Token Length Outcome
A 1 dropped
DD 2 dropped
WRT 3 passes
router 6 passes
configuration 13 passes
file 4 passes

Output stream: ["WRT", "router", "configuration", "file"]

Interaction with pattern replace filter

The most common production use of the length filter is as a cleanup step after a Pattern Replace Filter that rewrites tokens to an empty string. Replacing matched text with "" does not remove the token — it leaves a zero-length token occupying a position slot. Chaining a length filter with min: 1 immediately downstream discards these ghosts:

"filter": ["my_pattern_replace", "min_length_1"]

where min_length_1 is:

{
  "type": "length",
  "min": 1
}

This two-filter idiom — pattern replace produces empty strings, length filter removes them — is the idiomatic Lucene way to conditionally delete tokens by content rather than by list membership.

Practical use cases

Removing single-character noise. Tokenisers that split on whitespace and punctuation frequently produce single-character tokens: stray letters, lone punctuation, unit symbols. A min: 2 or min: 3 bound suppresses these without maintaining an explicit stop list.

Discarding oversized tokens. Base64-encoded blobs, URLs, UUIDs, and minified code fragments that slip through the tokeniser as single tokens are useless for text search and inflate the index. A max bound of 30–50 characters discards most of them. This is a defence-in-depth measure — a character filter or pattern replace filter should strip obvious non-text content earlier in the chain, but the length filter catches stragglers.
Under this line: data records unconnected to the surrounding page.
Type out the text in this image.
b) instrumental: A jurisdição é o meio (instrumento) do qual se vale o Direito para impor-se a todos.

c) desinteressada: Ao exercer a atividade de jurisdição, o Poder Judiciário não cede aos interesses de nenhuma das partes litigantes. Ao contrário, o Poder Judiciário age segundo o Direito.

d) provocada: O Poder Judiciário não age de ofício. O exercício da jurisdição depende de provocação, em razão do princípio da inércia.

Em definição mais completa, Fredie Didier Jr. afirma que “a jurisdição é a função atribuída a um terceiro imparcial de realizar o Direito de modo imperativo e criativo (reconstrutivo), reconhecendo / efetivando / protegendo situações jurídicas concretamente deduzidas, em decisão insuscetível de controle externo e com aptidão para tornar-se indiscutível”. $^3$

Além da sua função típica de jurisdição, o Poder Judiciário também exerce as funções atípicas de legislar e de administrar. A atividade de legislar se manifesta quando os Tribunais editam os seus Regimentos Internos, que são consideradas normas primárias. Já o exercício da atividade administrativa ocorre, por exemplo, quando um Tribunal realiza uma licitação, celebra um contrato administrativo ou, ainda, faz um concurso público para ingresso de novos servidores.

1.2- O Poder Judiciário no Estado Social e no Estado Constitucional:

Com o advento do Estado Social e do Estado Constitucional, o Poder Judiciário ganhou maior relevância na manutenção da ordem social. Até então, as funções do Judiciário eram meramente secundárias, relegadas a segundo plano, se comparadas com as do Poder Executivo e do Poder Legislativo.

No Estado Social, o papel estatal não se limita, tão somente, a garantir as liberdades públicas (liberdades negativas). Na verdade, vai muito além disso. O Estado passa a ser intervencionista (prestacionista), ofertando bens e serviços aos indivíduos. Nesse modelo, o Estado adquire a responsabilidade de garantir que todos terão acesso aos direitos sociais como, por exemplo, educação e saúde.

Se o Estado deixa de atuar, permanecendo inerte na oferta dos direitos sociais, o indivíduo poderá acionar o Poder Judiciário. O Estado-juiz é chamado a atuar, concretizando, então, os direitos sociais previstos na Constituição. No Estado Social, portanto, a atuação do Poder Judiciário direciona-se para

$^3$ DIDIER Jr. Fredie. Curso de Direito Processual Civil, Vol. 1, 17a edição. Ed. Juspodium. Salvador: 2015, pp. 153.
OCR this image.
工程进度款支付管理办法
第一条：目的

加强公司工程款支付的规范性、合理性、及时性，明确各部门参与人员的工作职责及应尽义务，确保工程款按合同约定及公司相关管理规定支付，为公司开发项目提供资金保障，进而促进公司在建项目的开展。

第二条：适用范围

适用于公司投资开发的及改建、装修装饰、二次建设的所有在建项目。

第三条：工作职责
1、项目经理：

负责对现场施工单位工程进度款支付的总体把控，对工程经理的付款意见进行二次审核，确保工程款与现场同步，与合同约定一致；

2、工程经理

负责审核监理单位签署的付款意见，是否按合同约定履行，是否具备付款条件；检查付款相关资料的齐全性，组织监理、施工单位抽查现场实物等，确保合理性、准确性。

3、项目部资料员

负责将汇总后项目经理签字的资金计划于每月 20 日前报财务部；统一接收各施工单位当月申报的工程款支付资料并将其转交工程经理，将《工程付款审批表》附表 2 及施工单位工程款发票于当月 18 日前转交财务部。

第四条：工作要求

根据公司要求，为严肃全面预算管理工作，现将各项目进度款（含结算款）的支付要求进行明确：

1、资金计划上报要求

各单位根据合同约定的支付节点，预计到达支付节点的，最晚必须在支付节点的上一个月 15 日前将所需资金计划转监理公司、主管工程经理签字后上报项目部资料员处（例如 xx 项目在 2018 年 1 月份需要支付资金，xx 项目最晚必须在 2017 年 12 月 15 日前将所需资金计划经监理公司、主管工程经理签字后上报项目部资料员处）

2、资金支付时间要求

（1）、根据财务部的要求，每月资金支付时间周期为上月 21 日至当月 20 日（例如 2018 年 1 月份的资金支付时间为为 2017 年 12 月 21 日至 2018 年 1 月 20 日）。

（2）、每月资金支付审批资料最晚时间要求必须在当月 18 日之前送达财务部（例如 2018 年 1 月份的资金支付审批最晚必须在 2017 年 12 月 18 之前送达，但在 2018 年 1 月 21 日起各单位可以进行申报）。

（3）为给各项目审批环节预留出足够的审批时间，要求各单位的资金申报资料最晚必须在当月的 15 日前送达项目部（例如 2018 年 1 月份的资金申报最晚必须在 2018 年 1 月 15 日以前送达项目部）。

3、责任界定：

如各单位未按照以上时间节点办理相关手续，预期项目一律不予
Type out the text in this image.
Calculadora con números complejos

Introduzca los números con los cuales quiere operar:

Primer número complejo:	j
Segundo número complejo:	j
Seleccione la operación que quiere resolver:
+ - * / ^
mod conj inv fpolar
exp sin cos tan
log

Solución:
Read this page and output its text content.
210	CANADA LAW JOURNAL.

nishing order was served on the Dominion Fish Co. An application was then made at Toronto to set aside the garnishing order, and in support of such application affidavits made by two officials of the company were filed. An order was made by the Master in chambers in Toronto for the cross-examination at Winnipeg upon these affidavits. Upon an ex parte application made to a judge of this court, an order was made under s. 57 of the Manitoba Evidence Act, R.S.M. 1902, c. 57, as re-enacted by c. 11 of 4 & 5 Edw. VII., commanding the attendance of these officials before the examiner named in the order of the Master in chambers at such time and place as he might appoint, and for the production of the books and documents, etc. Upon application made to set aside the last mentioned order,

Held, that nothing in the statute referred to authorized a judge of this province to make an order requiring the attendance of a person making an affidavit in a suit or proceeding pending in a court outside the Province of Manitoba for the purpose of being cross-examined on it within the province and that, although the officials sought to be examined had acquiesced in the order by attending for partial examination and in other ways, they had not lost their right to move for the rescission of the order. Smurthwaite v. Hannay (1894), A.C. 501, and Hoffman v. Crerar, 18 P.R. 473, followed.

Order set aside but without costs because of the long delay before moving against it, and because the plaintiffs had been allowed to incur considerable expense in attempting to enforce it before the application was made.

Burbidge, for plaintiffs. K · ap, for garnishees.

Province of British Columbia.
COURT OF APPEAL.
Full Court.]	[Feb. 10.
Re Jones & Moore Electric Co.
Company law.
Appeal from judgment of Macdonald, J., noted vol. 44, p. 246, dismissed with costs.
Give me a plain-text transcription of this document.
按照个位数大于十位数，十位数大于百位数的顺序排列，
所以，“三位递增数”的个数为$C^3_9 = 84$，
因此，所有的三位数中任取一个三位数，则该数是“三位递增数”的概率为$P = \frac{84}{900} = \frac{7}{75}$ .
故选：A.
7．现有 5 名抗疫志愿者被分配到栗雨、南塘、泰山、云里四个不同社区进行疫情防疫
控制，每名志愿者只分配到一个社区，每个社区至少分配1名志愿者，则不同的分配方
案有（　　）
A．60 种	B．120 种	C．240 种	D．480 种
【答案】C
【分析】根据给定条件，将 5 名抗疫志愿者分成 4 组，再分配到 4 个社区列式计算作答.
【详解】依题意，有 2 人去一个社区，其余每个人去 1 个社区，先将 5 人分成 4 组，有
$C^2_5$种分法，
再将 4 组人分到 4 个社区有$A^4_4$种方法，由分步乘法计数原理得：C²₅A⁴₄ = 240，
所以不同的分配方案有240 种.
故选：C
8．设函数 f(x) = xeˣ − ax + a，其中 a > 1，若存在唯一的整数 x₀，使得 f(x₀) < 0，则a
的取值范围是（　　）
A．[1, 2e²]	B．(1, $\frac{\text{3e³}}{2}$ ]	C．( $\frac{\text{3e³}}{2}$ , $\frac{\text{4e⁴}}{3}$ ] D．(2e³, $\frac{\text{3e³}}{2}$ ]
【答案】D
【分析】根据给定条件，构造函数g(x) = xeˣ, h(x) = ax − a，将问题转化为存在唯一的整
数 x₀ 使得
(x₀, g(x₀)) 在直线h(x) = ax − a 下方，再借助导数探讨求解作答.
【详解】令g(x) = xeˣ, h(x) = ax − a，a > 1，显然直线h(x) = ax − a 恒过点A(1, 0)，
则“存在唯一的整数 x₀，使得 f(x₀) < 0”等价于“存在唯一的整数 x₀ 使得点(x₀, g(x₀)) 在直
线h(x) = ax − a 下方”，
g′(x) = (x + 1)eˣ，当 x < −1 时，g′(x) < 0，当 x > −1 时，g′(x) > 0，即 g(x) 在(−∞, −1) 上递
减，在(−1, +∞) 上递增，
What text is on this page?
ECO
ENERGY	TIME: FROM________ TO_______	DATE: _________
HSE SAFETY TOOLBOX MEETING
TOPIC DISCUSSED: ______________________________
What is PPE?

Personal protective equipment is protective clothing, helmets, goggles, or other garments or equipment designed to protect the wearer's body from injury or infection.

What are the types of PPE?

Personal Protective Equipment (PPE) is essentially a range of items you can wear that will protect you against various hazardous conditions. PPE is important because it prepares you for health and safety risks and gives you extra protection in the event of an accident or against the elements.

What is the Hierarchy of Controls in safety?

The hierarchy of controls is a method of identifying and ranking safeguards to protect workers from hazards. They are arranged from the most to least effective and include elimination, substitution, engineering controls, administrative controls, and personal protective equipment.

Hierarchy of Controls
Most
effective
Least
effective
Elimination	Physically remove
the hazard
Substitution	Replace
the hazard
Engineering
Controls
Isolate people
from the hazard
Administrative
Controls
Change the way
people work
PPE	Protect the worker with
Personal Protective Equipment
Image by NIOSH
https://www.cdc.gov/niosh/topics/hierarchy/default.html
Cleanup after aggressive stemming. An over-reducing stemmer may collapse long tokens to one or two characters. A min: 3 bound prevents those noise stems from entering the index, though the better fix is usually a more conservative stemmer or a protected-words list.

When not to use it

CJK scripts. Chinese, Japanese, and Korean text is routinely tokenised into single characters or bigrams, each fully meaningful. A min: 3 bound on a CJK field silently discards the majority of the vocabulary. Apply the length filter only to field types where single-character tokens are genuinely noise.

Fields where short tokens are searchable keys. Part numbers, stock ticker symbols, ISO country codes ("UK", "DE"), chemical element symbols ("Fe", "Cu"), and similar controlled-vocabulary identifiers are typically two to four characters long. On these fields, use a keyword tokeniser with no length filter, or define a separate field type without the filter.

Asymmetric application. Like the stop word filter, the length filter must be applied symmetrically at index time and query time. Applying it at index time but not query time means short query tokens look up postings lists that do not contain them, producing silent misses.